PASADENA, Calif. — As SpaceX gears up for another launch of Starlink satellites, astronomers are concerned the company maybe backsliding in its efforts to reduce the brightness of those satellites.
A Falcon 9 is scheduled to lift off at 12:08 p.m. Eastern June 17 from Kennedy Space Center’s Launch Complex 39A, placing 53 Starlink satellites into orbit. This mission will bring the total number of Starlink satellites launched to more than 2,700, with more than 2,450 in orbit.
These satellites, like several hundred before it, are version 1.5 of the Starlink design. Those satellites lack visors that SpaceX installed on satellites in 2020 to keep sunlight from reaching reflective surfaces on the satellites and thus reduce their brightness as seen from the ground. The visors were not compatible with the laser intersatellite links installed on the V1.5 satellites.
Astronomers say they’ve noticed the V1.5 satellites are brighter than the earlier “VisorSat” Starlink satellites. During a panel discussion at the 240th Meeting of the American Astronomical Society (AAS) here June 13, Pat Seitzer, an astronomer at the University of Michigan who studies satellite brightness, said the VisorSats were at magnitude 6.5. That brightness was near the recommendation set by astronomers of being no brighter than magnitude 7 to minimize interference with astronomical observations.
However, the V1.5 Starlink satellites are about half a magnitude brighter than the VisorSats. “In a real sense, we’re going backwards here,” he said. “We have to talk to SpaceX and see what their eventual plans on this are.”
A bigger concern is the second generation of Starlink satellites. Those satellites, designed to be launched on SpaceX’s Starship, will be significantly larger and, thus, potentially brighter. “It’s anybody’s guess what the brightness will be,” Seitzer said. “Hopefully they can incorporate all of the lessons they’ve learned so they don’t end up a factor of four brighter than they are now.”

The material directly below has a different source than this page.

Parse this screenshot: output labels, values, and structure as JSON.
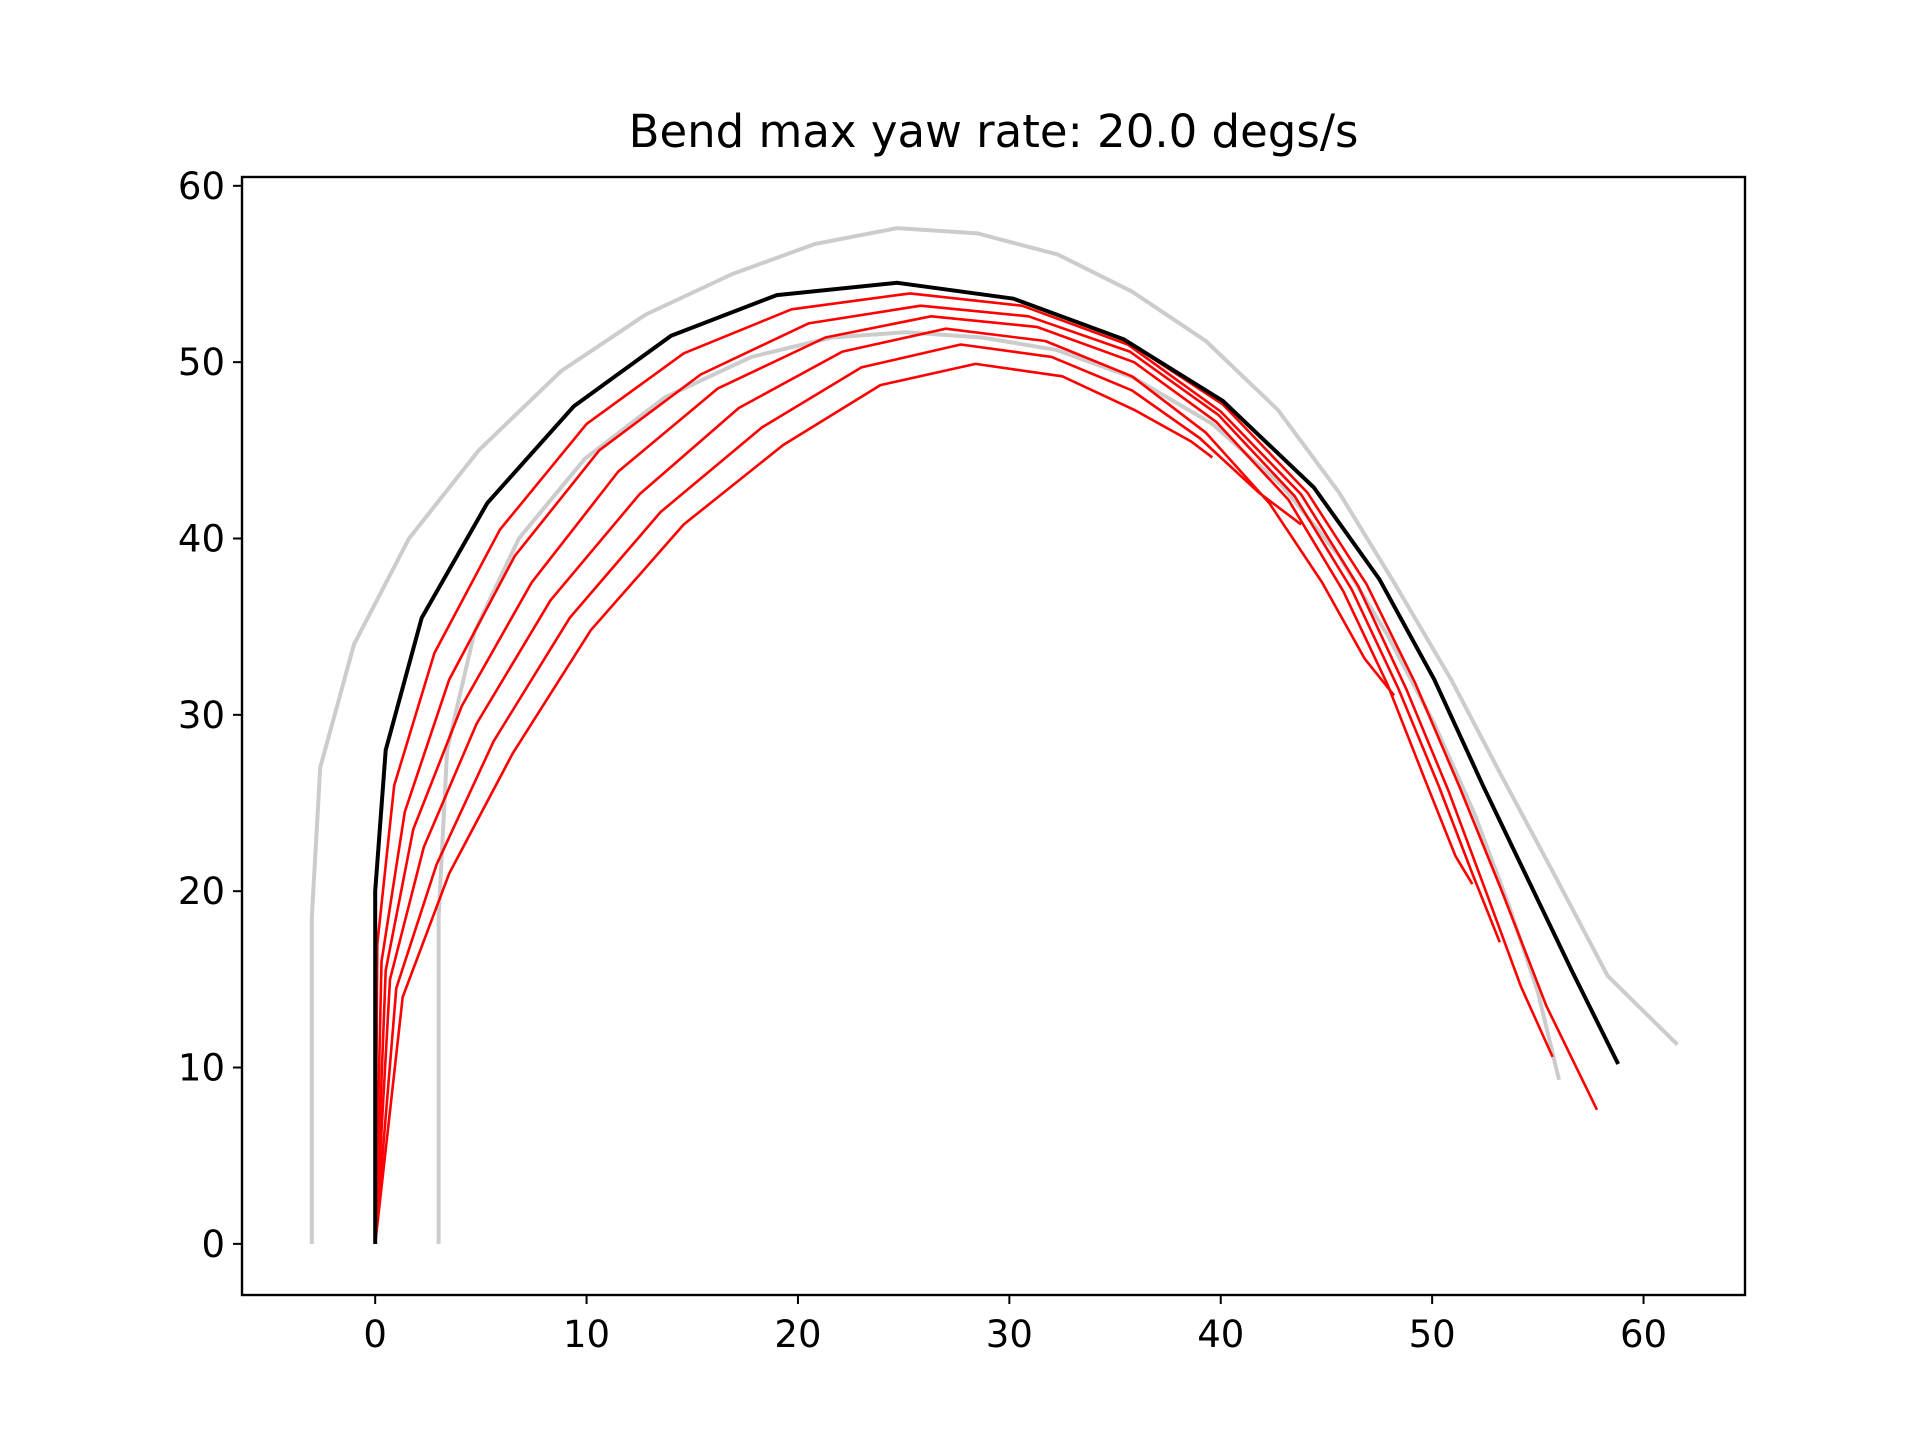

In a presentation last month to the Federation of Astronomical Societies, David Goldstein, principal engineer at SpaceX, said the company was working on new technologies to mitigate the brightness of the second-generation Starlink satellites. That includes development of a “dielectric mirror sticker” to place on the satellites to reflect sunlight away from the Earth.

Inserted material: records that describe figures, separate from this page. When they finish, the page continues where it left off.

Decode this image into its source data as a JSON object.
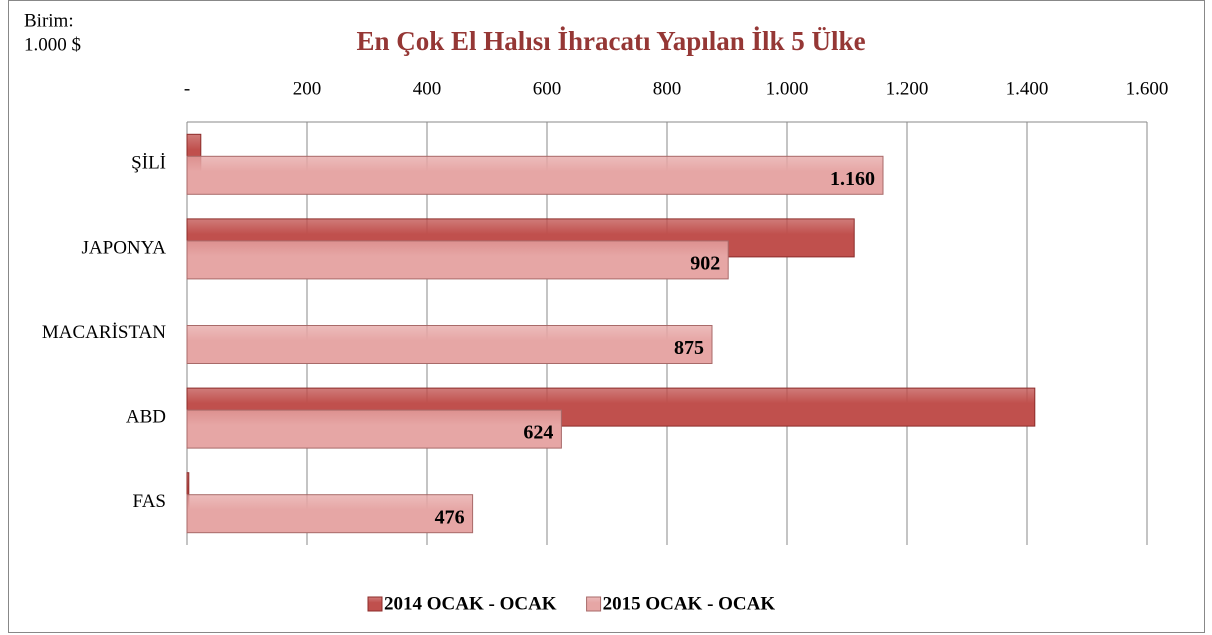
{
  "chart_data": {
    "type": "bar",
    "orientation": "horizontal",
    "title": "En Çok El Halısı İhracatı Yapılan İlk 5 Ülke",
    "unit_label": [
      "Birim:",
      "1.000 $"
    ],
    "categories": [
      "ŞİLİ",
      "JAPONYA",
      "MACARİSTAN",
      "ABD",
      "FAS"
    ],
    "series": [
      {
        "name": "2014 OCAK - OCAK",
        "color": "#c0504d",
        "values": [
          23,
          1112,
          0,
          1413,
          3
        ]
      },
      {
        "name": "2015 OCAK - OCAK",
        "color": "#e6a6a5",
        "values": [
          1160,
          902,
          875,
          624,
          476
        ],
        "value_labels": [
          "1.160",
          "902",
          "875",
          "624",
          "476"
        ]
      }
    ],
    "xlim": [
      0,
      1600
    ],
    "xticks": [
      {
        "value": 0,
        "label": "-"
      },
      200,
      400,
      600,
      800,
      {
        "value": 1000,
        "label": "1.000"
      },
      {
        "value": 1200,
        "label": "1.200"
      },
      {
        "value": 1400,
        "label": "1.400"
      },
      {
        "value": 1600,
        "label": "1.600"
      }
    ],
    "grid": true,
    "legend": "bottom"
  }
}
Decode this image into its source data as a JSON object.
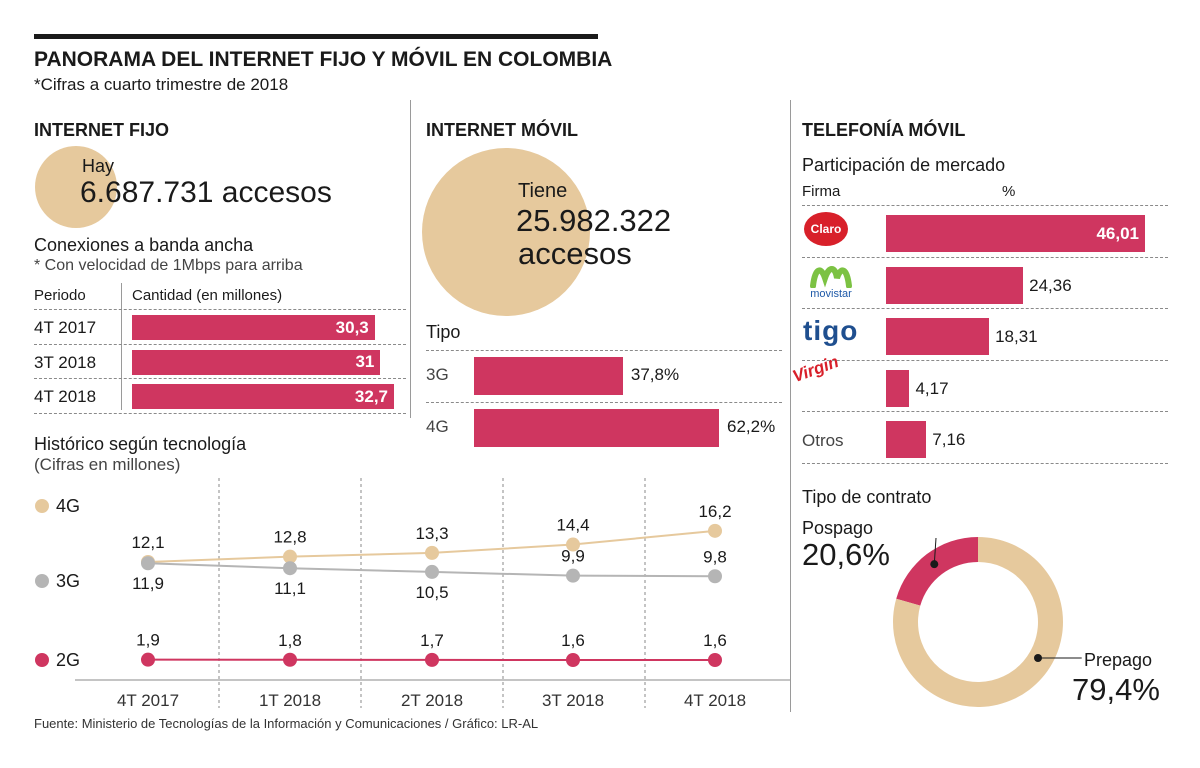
{
  "title": "PANORAMA DEL INTERNET FIJO Y MÓVIL EN COLOMBIA",
  "subtitle": "*Cifras a cuarto trimestre de 2018",
  "source": "Fuente: Ministerio de Tecnologías de la Información y Comunicaciones / Gráfico: LR-AL",
  "colors": {
    "accent": "#cf3660",
    "beige": "#e6c99d",
    "gray": "#b5b5b5",
    "text": "#1a1a1a"
  },
  "internet_fijo": {
    "heading": "INTERNET FIJO",
    "hay": "Hay",
    "accesos": "6.687.731 accesos",
    "conexiones_title": "Conexiones a banda ancha",
    "conexiones_note": "* Con velocidad de 1Mbps para arriba",
    "col_periodo": "Periodo",
    "col_cantidad": "Cantidad (en millones)"
  },
  "internet_movil": {
    "heading": "INTERNET MÓVIL",
    "tiene": "Tiene",
    "accesos_num": "25.982.322",
    "accesos_word": "accesos",
    "tipo_label": "Tipo"
  },
  "telefonia": {
    "heading": "TELEFONÍA MÓVIL",
    "participacion": "Participación de mercado",
    "col_firma": "Firma",
    "col_pct": "%",
    "logo_claro": "Claro",
    "logo_movistar": "movistar",
    "logo_tigo": "tigo",
    "logo_virgin": "Virgin",
    "contrato_title": "Tipo de contrato"
  },
  "historico": {
    "title": "Histórico según tecnología",
    "note": "(Cifras en millones)"
  },
  "chart_data": [
    {
      "type": "bar",
      "title": "Conexiones a banda ancha",
      "categories": [
        "4T 2017",
        "3T 2018",
        "4T 2018"
      ],
      "values": [
        30.3,
        31,
        32.7
      ],
      "labels": [
        "30,3",
        "31",
        "32,7"
      ]
    },
    {
      "type": "bar",
      "title": "Tipo",
      "categories": [
        "3G",
        "4G"
      ],
      "values": [
        37.8,
        62.2
      ],
      "labels": [
        "37,8%",
        "62,2%"
      ]
    },
    {
      "type": "bar",
      "title": "Participación de mercado",
      "categories": [
        "Claro",
        "Movistar",
        "Tigo",
        "Virgin",
        "Otros"
      ],
      "values": [
        46.01,
        24.36,
        18.31,
        4.17,
        7.16
      ],
      "labels": [
        "46,01",
        "24,36",
        "18,31",
        "4,17",
        "7,16"
      ]
    },
    {
      "type": "line",
      "title": "Histórico según tecnología",
      "categories": [
        "4T 2017",
        "1T 2018",
        "2T 2018",
        "3T 2018",
        "4T 2018"
      ],
      "series": [
        {
          "name": "4G",
          "color": "#e6c99d",
          "values": [
            12.1,
            12.8,
            13.3,
            14.4,
            16.2
          ],
          "labels": [
            "12,1",
            "12,8",
            "13,3",
            "14,4",
            "16,2"
          ]
        },
        {
          "name": "3G",
          "color": "#b5b5b5",
          "values": [
            11.9,
            11.1,
            10.5,
            9.9,
            9.8
          ],
          "labels": [
            "11,9",
            "11,1",
            "10,5",
            "9,9",
            "9,8"
          ]
        },
        {
          "name": "2G",
          "color": "#cf3660",
          "values": [
            1.9,
            1.8,
            1.7,
            1.6,
            1.6
          ],
          "labels": [
            "1,9",
            "1,8",
            "1,7",
            "1,6",
            "1,6"
          ]
        }
      ]
    },
    {
      "type": "pie",
      "title": "Tipo de contrato",
      "categories": [
        "Pospago",
        "Prepago"
      ],
      "values": [
        20.6,
        79.4
      ],
      "labels": [
        "20,6%",
        "79,4%"
      ],
      "colors": [
        "#cf3660",
        "#e6c99d"
      ]
    }
  ]
}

He said that approach would make the satellites 10 times dimmer than if they were coated with vantablack, one of the darkest commercially available paint. That paint also erodes in the space environment and has poor thermal performance.
Other panelists at the AAS event acknowledged that SpaceX and other companies were making efforts to reduce the brightness of their satellites. “SpaceX has put in a lot of money and person-power into solving this problem,” said Connie Walker, co-director of the International Astronomical Union’s Centre for the Protection of the Dark and Quiet Sky from Satellite Constellation Interference. “They’re trying again to create a mitigation strategy to lower the brightness of their satellites.”
Besides technical solutions, astronomers are also considering policy approaches. Julie Davis, an AAS public policy fellow, said that includes potential language in a wide-ranging competitiveness bill currently being negotiated by a House-Senate conference committee that would fund studies to measure the impact of satellite constellations on astronomy.
She said there was not a lot of awareness of the issue among policymakers, and that astronomers had to balance their concerns with the demand for broadband access that satellites can offer. “We need to be explicit in explaining what our problem is here. We are not against the internet, we just want it to not be super-reflective.”
Seitzer suggested potential solutions could come from the national security space community. “Previously, outside of the classified defense industry, satellite brightness has not been a design criterion,” he said. “I suspect that knowledge exists on the dark side, pun intended.”